Hegel utilizzava il termine “alienazione” per indicare il momento in cui l’Idea esce da sé e si oggettiva in qualcosa di altro (la natura) rispetto al pensiero puro. A seguito dell’alienazione, avviene la disalienazione, ossia il ritorno dell’idea a se stessa come Spirito. Per Hegel, dunque, alienazione coincideva con oggettivazione della natura.

Feuerbach

La religione stessa è una forma di alienazione: l’uomo, come essere finito, trasferisce le proprie qualità, moltiplicandole all’infinito, in un altro ente (Dio) considerato oggettivamente esistente.

Marx

Anche Marx, come Feuerbach, ritiene che il protagonista sia l’uomo in carne ed ossa e non lo spirito, come aveva sostenuto Hegel.
Marx individua come luogo proprio dell’alienazione il modo di produzione capitalistico basato sull’industria.
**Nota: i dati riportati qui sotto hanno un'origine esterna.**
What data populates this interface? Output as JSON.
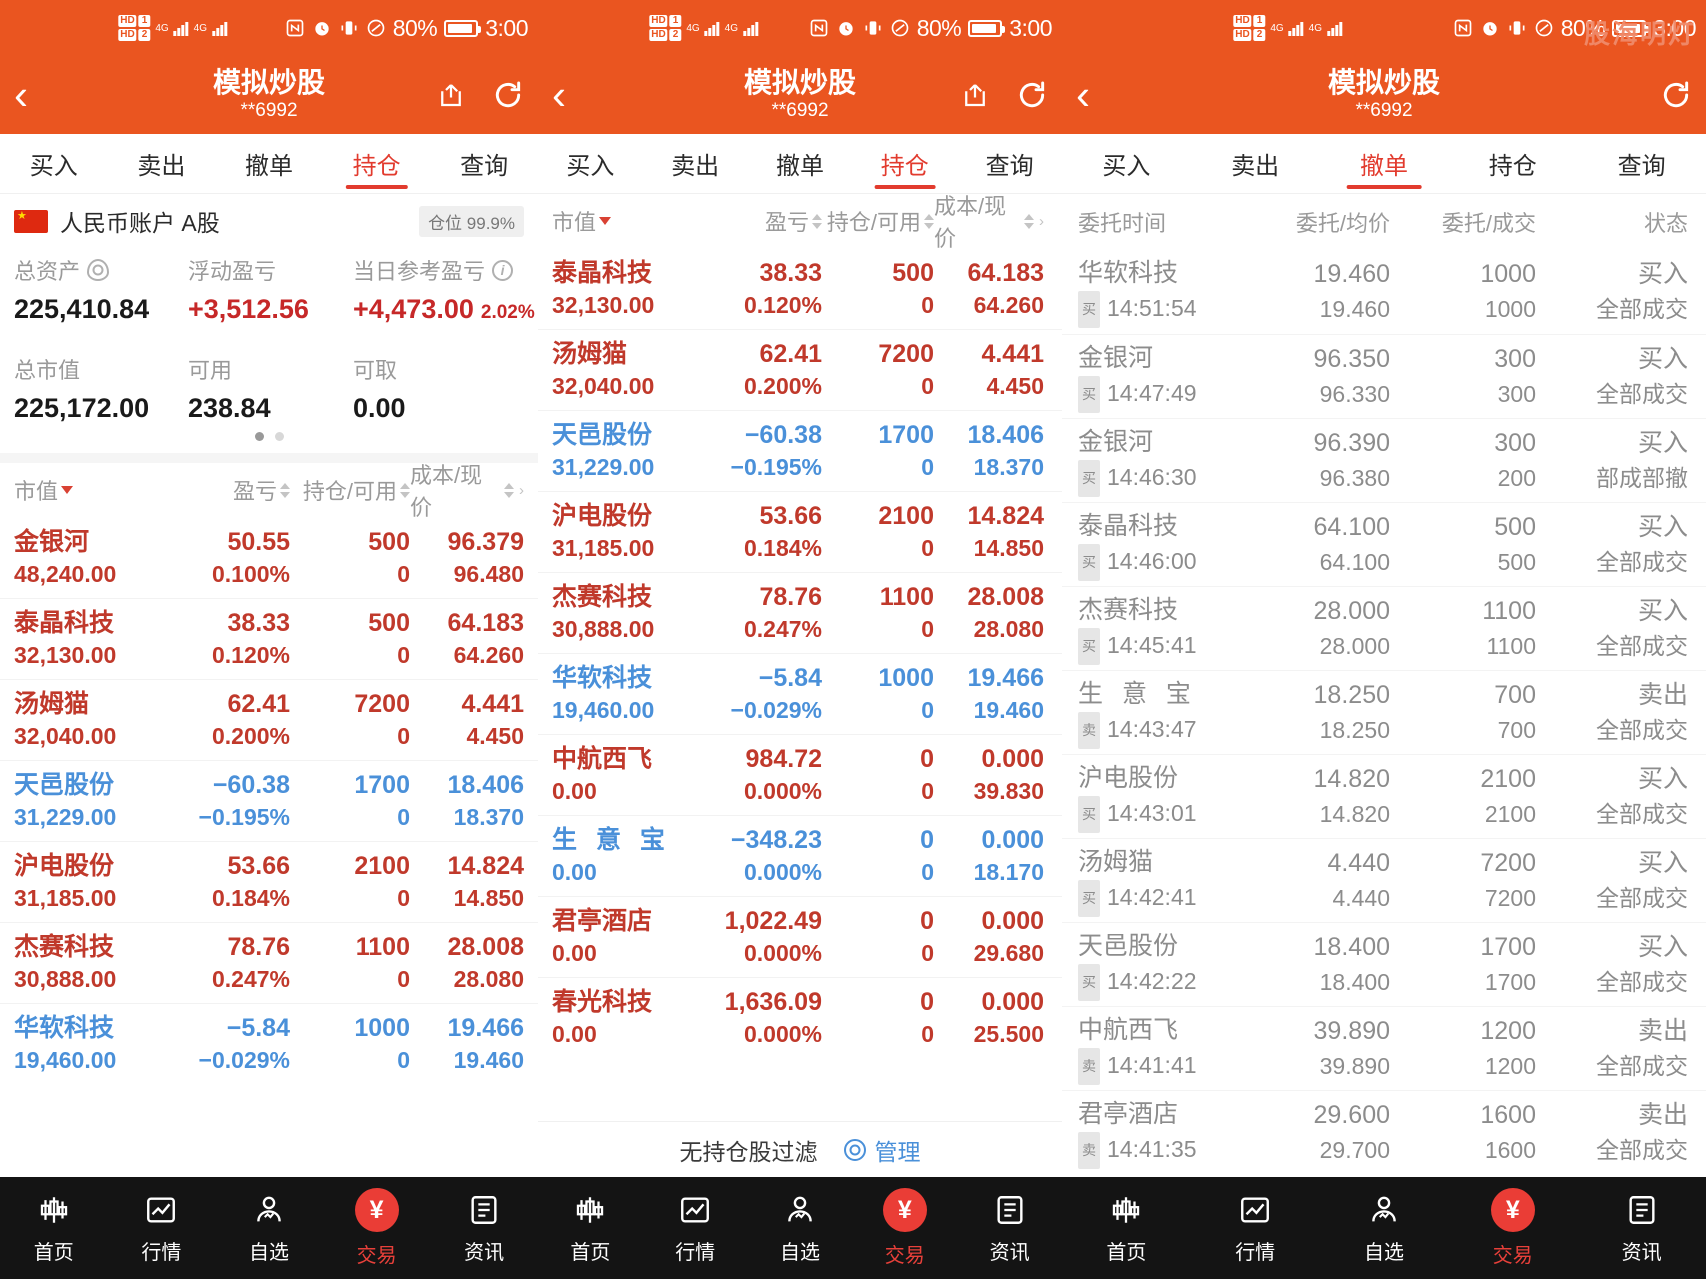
{
  "statusbar": {
    "hd1": "HD",
    "hd2": "HD",
    "sim1": "1",
    "sim2": "2",
    "net1": "4G",
    "net2": "4G",
    "battery_pct": "80%",
    "time": "3:00"
  },
  "titlebar": {
    "title": "模拟炒股",
    "account": "**6992",
    "back_icon": "chevron-left-icon",
    "share_icon": "share-icon",
    "refresh_icon": "refresh-icon"
  },
  "watermark": "股海明灯",
  "tabs": [
    "买入",
    "卖出",
    "撤单",
    "持仓",
    "查询"
  ],
  "panel1": {
    "active_tab": "持仓",
    "account_label": "人民币账户 A股",
    "position_badge": "仓位 99.9%",
    "summary": [
      {
        "label": "总资产",
        "value": "225,410.84",
        "icon": "eye-icon",
        "color": "black",
        "pct": ""
      },
      {
        "label": "浮动盈亏",
        "value": "+3,512.56",
        "icon": "",
        "color": "red",
        "pct": ""
      },
      {
        "label": "当日参考盈亏",
        "value": "+4,473.00",
        "icon": "info-icon",
        "color": "red",
        "pct": "2.02%"
      },
      {
        "label": "总市值",
        "value": "225,172.00",
        "icon": "",
        "color": "black",
        "pct": ""
      },
      {
        "label": "可用",
        "value": "238.84",
        "icon": "",
        "color": "black",
        "pct": ""
      },
      {
        "label": "可取",
        "value": "0.00",
        "icon": "",
        "color": "black",
        "pct": ""
      }
    ],
    "columns": [
      "市值",
      "盈亏",
      "持仓/可用",
      "成本/现价"
    ],
    "rows": [
      {
        "name": "金银河",
        "value": "48,240.00",
        "pl": "50.55",
        "plpct": "0.100%",
        "qty": "500",
        "avail": "0",
        "cost": "96.379",
        "price": "96.480",
        "color": "red"
      },
      {
        "name": "泰晶科技",
        "value": "32,130.00",
        "pl": "38.33",
        "plpct": "0.120%",
        "qty": "500",
        "avail": "0",
        "cost": "64.183",
        "price": "64.260",
        "color": "red"
      },
      {
        "name": "汤姆猫",
        "value": "32,040.00",
        "pl": "62.41",
        "plpct": "0.200%",
        "qty": "7200",
        "avail": "0",
        "cost": "4.441",
        "price": "4.450",
        "color": "red"
      },
      {
        "name": "天邑股份",
        "value": "31,229.00",
        "pl": "−60.38",
        "plpct": "−0.195%",
        "qty": "1700",
        "avail": "0",
        "cost": "18.406",
        "price": "18.370",
        "color": "blue"
      },
      {
        "name": "沪电股份",
        "value": "31,185.00",
        "pl": "53.66",
        "plpct": "0.184%",
        "qty": "2100",
        "avail": "0",
        "cost": "14.824",
        "price": "14.850",
        "color": "red"
      },
      {
        "name": "杰赛科技",
        "value": "30,888.00",
        "pl": "78.76",
        "plpct": "0.247%",
        "qty": "1100",
        "avail": "0",
        "cost": "28.008",
        "price": "28.080",
        "color": "red"
      },
      {
        "name": "华软科技",
        "value": "19,460.00",
        "pl": "−5.84",
        "plpct": "−0.029%",
        "qty": "1000",
        "avail": "0",
        "cost": "19.466",
        "price": "19.460",
        "color": "blue"
      }
    ]
  },
  "panel2": {
    "active_tab": "持仓",
    "columns": [
      "市值",
      "盈亏",
      "持仓/可用",
      "成本/现价"
    ],
    "rows": [
      {
        "name": "泰晶科技",
        "value": "32,130.00",
        "pl": "38.33",
        "plpct": "0.120%",
        "qty": "500",
        "avail": "0",
        "cost": "64.183",
        "price": "64.260",
        "color": "red"
      },
      {
        "name": "汤姆猫",
        "value": "32,040.00",
        "pl": "62.41",
        "plpct": "0.200%",
        "qty": "7200",
        "avail": "0",
        "cost": "4.441",
        "price": "4.450",
        "color": "red"
      },
      {
        "name": "天邑股份",
        "value": "31,229.00",
        "pl": "−60.38",
        "plpct": "−0.195%",
        "qty": "1700",
        "avail": "0",
        "cost": "18.406",
        "price": "18.370",
        "color": "blue"
      },
      {
        "name": "沪电股份",
        "value": "31,185.00",
        "pl": "53.66",
        "plpct": "0.184%",
        "qty": "2100",
        "avail": "0",
        "cost": "14.824",
        "price": "14.850",
        "color": "red"
      },
      {
        "name": "杰赛科技",
        "value": "30,888.00",
        "pl": "78.76",
        "plpct": "0.247%",
        "qty": "1100",
        "avail": "0",
        "cost": "28.008",
        "price": "28.080",
        "color": "red"
      },
      {
        "name": "华软科技",
        "value": "19,460.00",
        "pl": "−5.84",
        "plpct": "−0.029%",
        "qty": "1000",
        "avail": "0",
        "cost": "19.466",
        "price": "19.460",
        "color": "blue"
      },
      {
        "name": "中航西飞",
        "value": "0.00",
        "pl": "984.72",
        "plpct": "0.000%",
        "qty": "0",
        "avail": "0",
        "cost": "0.000",
        "price": "39.830",
        "color": "red"
      },
      {
        "name": "生 意 宝",
        "value": "0.00",
        "pl": "−348.23",
        "plpct": "0.000%",
        "qty": "0",
        "avail": "0",
        "cost": "0.000",
        "price": "18.170",
        "color": "blue"
      },
      {
        "name": "君亭酒店",
        "value": "0.00",
        "pl": "1,022.49",
        "plpct": "0.000%",
        "qty": "0",
        "avail": "0",
        "cost": "0.000",
        "price": "29.680",
        "color": "red"
      },
      {
        "name": "春光科技",
        "value": "0.00",
        "pl": "1,636.09",
        "plpct": "0.000%",
        "qty": "0",
        "avail": "0",
        "cost": "0.000",
        "price": "25.500",
        "color": "red"
      }
    ],
    "filter_label": "无持仓股过滤",
    "manage_label": "管理",
    "manage_icon": "gear-icon"
  },
  "panel3": {
    "active_tab": "撤单",
    "columns": [
      "委托时间",
      "委托/均价",
      "委托/成交",
      "状态"
    ],
    "rows": [
      {
        "name": "华软科技",
        "side": "买",
        "time": "14:51:54",
        "order_price": "19.460",
        "avg_price": "19.460",
        "order_qty": "1000",
        "filled_qty": "1000",
        "side_text": "买入",
        "status": "全部成交"
      },
      {
        "name": "金银河",
        "side": "买",
        "time": "14:47:49",
        "order_price": "96.350",
        "avg_price": "96.330",
        "order_qty": "300",
        "filled_qty": "300",
        "side_text": "买入",
        "status": "全部成交"
      },
      {
        "name": "金银河",
        "side": "买",
        "time": "14:46:30",
        "order_price": "96.390",
        "avg_price": "96.380",
        "order_qty": "300",
        "filled_qty": "200",
        "side_text": "买入",
        "status": "部成部撤"
      },
      {
        "name": "泰晶科技",
        "side": "买",
        "time": "14:46:00",
        "order_price": "64.100",
        "avg_price": "64.100",
        "order_qty": "500",
        "filled_qty": "500",
        "side_text": "买入",
        "status": "全部成交"
      },
      {
        "name": "杰赛科技",
        "side": "买",
        "time": "14:45:41",
        "order_price": "28.000",
        "avg_price": "28.000",
        "order_qty": "1100",
        "filled_qty": "1100",
        "side_text": "买入",
        "status": "全部成交"
      },
      {
        "name": "生 意 宝",
        "side": "卖",
        "time": "14:43:47",
        "order_price": "18.250",
        "avg_price": "18.250",
        "order_qty": "700",
        "filled_qty": "700",
        "side_text": "卖出",
        "status": "全部成交"
      },
      {
        "name": "沪电股份",
        "side": "买",
        "time": "14:43:01",
        "order_price": "14.820",
        "avg_price": "14.820",
        "order_qty": "2100",
        "filled_qty": "2100",
        "side_text": "买入",
        "status": "全部成交"
      },
      {
        "name": "汤姆猫",
        "side": "买",
        "time": "14:42:41",
        "order_price": "4.440",
        "avg_price": "4.440",
        "order_qty": "7200",
        "filled_qty": "7200",
        "side_text": "买入",
        "status": "全部成交"
      },
      {
        "name": "天邑股份",
        "side": "买",
        "time": "14:42:22",
        "order_price": "18.400",
        "avg_price": "18.400",
        "order_qty": "1700",
        "filled_qty": "1700",
        "side_text": "买入",
        "status": "全部成交"
      },
      {
        "name": "中航西飞",
        "side": "卖",
        "time": "14:41:41",
        "order_price": "39.890",
        "avg_price": "39.890",
        "order_qty": "1200",
        "filled_qty": "1200",
        "side_text": "卖出",
        "status": "全部成交"
      },
      {
        "name": "君亭酒店",
        "side": "卖",
        "time": "14:41:35",
        "order_price": "29.600",
        "avg_price": "29.700",
        "order_qty": "1600",
        "filled_qty": "1600",
        "side_text": "卖出",
        "status": "全部成交"
      }
    ]
  },
  "bottomnav": {
    "items": [
      {
        "label": "首页",
        "icon": "candlestick-icon",
        "active": false
      },
      {
        "label": "行情",
        "icon": "chart-line-icon",
        "active": false
      },
      {
        "label": "自选",
        "icon": "person-icon",
        "active": false
      },
      {
        "label": "交易",
        "icon": "yuan-icon",
        "active": true
      },
      {
        "label": "资讯",
        "icon": "news-icon",
        "active": false
      }
    ],
    "trade_symbol": "¥"
  }
}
In questa situazione l’uomo vive un’alienazione:
1)del prodotto: l’operaio viene espropriato del prodotto del suo lavoro che appartiene a chi detiene i mezzi di produzione
2)dei mezzi di produzione: l’uomo produce con mezzi non suoi, l’operaio di estranea da sé; non considera il proprio lavoro come parte della sua vita reale
3)di genere: l’uomo viene espropriato della sua “essenza generica”, cioè da ciò che lo rende propriamente “uomo”, il lavoro.
Le prime due sono subite dai servi della gleba e dagli schiavi, l’ultima, subita dal proletariato non era mai stata subita da nessuno.